Cet état des choses aiguise les appétits des acteurs et accroît la propension des catégories d’acteurs non bénéficiaires à employer tous les moyens pour en être, eux aussi, d’une manière ou d’une autre, bénéficiaires d’avantages semblables.

La pratique de fonds communs et assimilés dans l’administration financière publique existe depuis 1963. Effectivement, n’a-t-on pas coutume de dire en Afrique « qu’on ne peut donner du miel aux enfants sans lécher les doigts ». Toutefois, on ne dit pas non pas plus qu’il faut manger tout le miel et donner les doigts à lécher aux enfants. C’est vrai, qu’il est difficile d’accorder des avantages pécuniaires aux travailleurs et de revenir là-dessus, tout comme il est difficile de supprimer un impôt et de l’instituer à nouveau. L’expérience a démontré que toutes les tentatives dans les deux sens sont vouées à l’échec.

Les fonds communs jouissent déjà d’une base légale solide mais non pertinente. En effet, des textes réglementaires ont consacré et consolidé au fil du temps les fonds communs et assimilés. En effet, au niveau du Trésor public, il faut noter qu’en plus des Arrêtés ministériels de 2011 et de 2013, la création en 2017 d’une prime sur les produits financiers au profit des agents du Trésor, assise sur la totalité des intérêts créditeurs des comptes du Trésor dans les banques et des gains de changes sur les transferts effectués par le Trésor en devises sur la période au titre de laquelle elle est due.

Au niveau des impôts, à la Décision ministériel de 2011 et l’Arrêté ministériel de 2013, on peut ajouter la création en 2017 d’un fonds de lutte contre la fraude à la DGI, financé par les pénalités. Les 75% de ce fonds sont reversés aux travailleurs des impôts au titre de leur stimulation à la lutte contre la fraude, suivant une périodicité trimestrielle.

Concernant la douane, les fonds communs et assimilés sont régis par une batterie d’Arrêtés ministériels portant entre autres sur les modalités de répartition des pénalités, des amendes et confiscations recouvrées au profit du fonds d’équipement du MINEFID.
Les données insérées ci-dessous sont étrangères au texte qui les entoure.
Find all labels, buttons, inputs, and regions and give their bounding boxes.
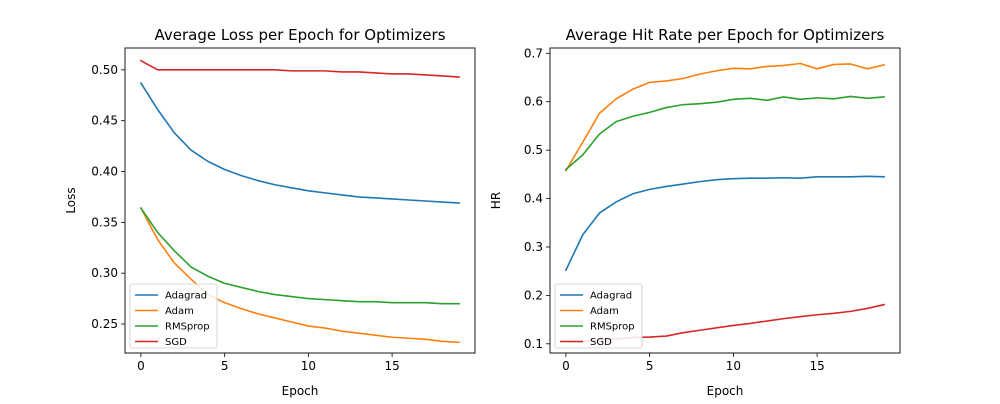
series-line-rmsprop <box>139 207 460 305</box>
loss-chart-panel: Average Loss per Epoch for Optimizers 0 5 1… <box>64 26 476 398</box>
plot-frame <box>124 47 476 354</box>
series-line-adagrad <box>139 81 460 204</box>
legend-label-adagrad: Adagrad <box>590 291 632 302</box>
y-tick-label: 0.4 <box>524 192 543 206</box>
chart-title: Average Hit Rate per Epoch for Optimizer… <box>566 26 885 44</box>
series-line-adam <box>139 207 460 344</box>
legend-label-adagrad: Adagrad <box>165 291 207 302</box>
y-tick-label: 0.45 <box>91 114 118 128</box>
y-tick-label: 0.50 <box>91 63 118 77</box>
x-tick-label: 15 <box>384 359 399 373</box>
legend-label-rmsprop: RMSprop <box>165 322 210 333</box>
y-tick-label: 0.40 <box>91 165 118 179</box>
legend-label-adam: Adam <box>590 306 619 317</box>
legend-label-adam: Adam <box>165 306 194 317</box>
x-tick-label: 0 <box>137 359 145 373</box>
legend: Adagrad Adam RMSprop SGD <box>554 283 643 349</box>
series-line-rmsprop <box>564 95 885 171</box>
legend-label-sgd: SGD <box>165 337 187 348</box>
y-tick-label: 0.5 <box>524 143 543 157</box>
x-axis-label: Epoch <box>707 384 744 398</box>
x-axis-label: Epoch <box>282 384 319 398</box>
x-tick-label: 15 <box>809 359 824 373</box>
y-tick-label: 0.7 <box>524 46 543 60</box>
legend: Adagrad Adam RMSprop SGD <box>129 283 218 349</box>
y-tick-label: 0.25 <box>91 317 118 331</box>
y-axis-label: HR <box>489 192 503 209</box>
y-tick-label: 0.6 <box>524 95 543 109</box>
x-tick-label: 5 <box>646 359 654 373</box>
y-axis-label: Loss <box>64 187 78 213</box>
chart-title: Average Loss per Epoch for Optimizers <box>154 26 445 44</box>
y-tick-label: 0.3 <box>524 240 543 254</box>
y-tick-label: 0.35 <box>91 215 118 229</box>
legend-label-sgd: SGD <box>590 337 612 348</box>
x-tick-label: 10 <box>726 359 741 373</box>
plot-frame <box>549 47 901 354</box>
series-line-adagrad <box>564 175 885 272</box>
x-tick-label: 5 <box>221 359 229 373</box>
legend-label-rmsprop: RMSprop <box>590 322 635 333</box>
x-tick-label: 10 <box>301 359 316 373</box>
hit-rate-chart-panel: Average Hit Rate per Epoch for Optimizer… <box>489 26 901 398</box>
series-line-adam <box>564 62 886 172</box>
x-tick-label: 0 <box>562 359 570 373</box>
y-tick-label: 0.1 <box>524 337 543 351</box>
series-line-sgd <box>139 59 460 78</box>
legend-box <box>129 283 218 349</box>
legend-box <box>554 283 643 349</box>
y-tick-label: 0.2 <box>524 288 543 302</box>
y-tick-label: 0.30 <box>91 266 118 280</box>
Au niveau des agents du ministère de l’économie, des finances et du développement, en plus des Arrêtés de 2012 et de 2013 portant sur l’allocation d’un fonds communs aux agents dudit ministère, on note que les négociations en 2017 entre le Gouvernement et le Syndicat National des Agents des Finances (SYNAFI) ont fait évoluer les choses, notamment en ce qui concerne l’indexation, les montants et le mode opératoire du Fonds commun alloué. En effet, une partie du fonds communs est désormais indexée sur le principal des recettes.

A la lecture de tous ces textes portant sur les fonds communs et assimilés, on comprend bien que les objectifs premiers recherchés à travers une telle pratique sont :

  • la motivation des agents des régies financières pour un meilleur recouvrement des recettes de l’Etat ;
  • la lutte contre la fraude et la corruption aussi bien dans le recouvrement des recettes que dans la gestion de la dépense publique ;
  • la lutte contre l’évasion fiscale ;
  • la recherche de l’efficacité et de l’efficience de la dépense publique.

Au-delà de la politisation du débat actuel relatif aux fonds communs et assimilés qui divise et dérange, il faut plutôt se poser la question du lien entre le FC et les performances dans les régies financières. Est-ce que, les primes servies aux agents du MINEFID sont en cohérence avec les performances réalisées ? Pourquoi, le Gouvernement après avoir accordé ces avantages aux agents du MINEFID en fait tout un tas ?

Dans son intervention devant l’Assemblée nationale burkinabé vendredi 23 mars 2018, la ministre de l’Économie et des Finances (MEF) Rosine Hadizatou Coulibaly est revenue sur ce sujet-épine que certains agents de la Fonction publique récusent d’en parler. Selon Mme Coulibaly en 2016, les agents du ministère de l’économie et des finances ont touché un salaire de 23,851 milliards de FCFA contre un Fonds commun de 26, 967 milliards, ce qui fait dire à la ministre que «Dans certains cas, le fonds commun (FC) dépasse le salaire de l’agent». Elle a aussi relevé que le FC est passé de 20,11 milliards de FCFA en 2012 à 55 milliards de FCFA en 2017 au niveau de son département. Elle a précisé enfin qu’en 2017, un cadre (Catégorie A) a touché «un peu moins 6 millions de FCFA» de FC contre 4,5 millions de FCFA pour un agent de catégorie E (bas d’échelle). Ces chiffres ne sont pas encore alarmants mais doivent à être contenus dans des proportions réalistes par un plafonnement du FC. Ne dit-on pas que « l’appétit vient en mangeant. » par ailleurs, il faut noter que le principe du fonds commun est reconnu et accepté dans la plupart des pays comme élément de motivation et outil de lutte anti-corruption. Il faut simplement l’avoir sous contrôle pour qu’il puisse produire des effets bénéfiques pour toute la nation.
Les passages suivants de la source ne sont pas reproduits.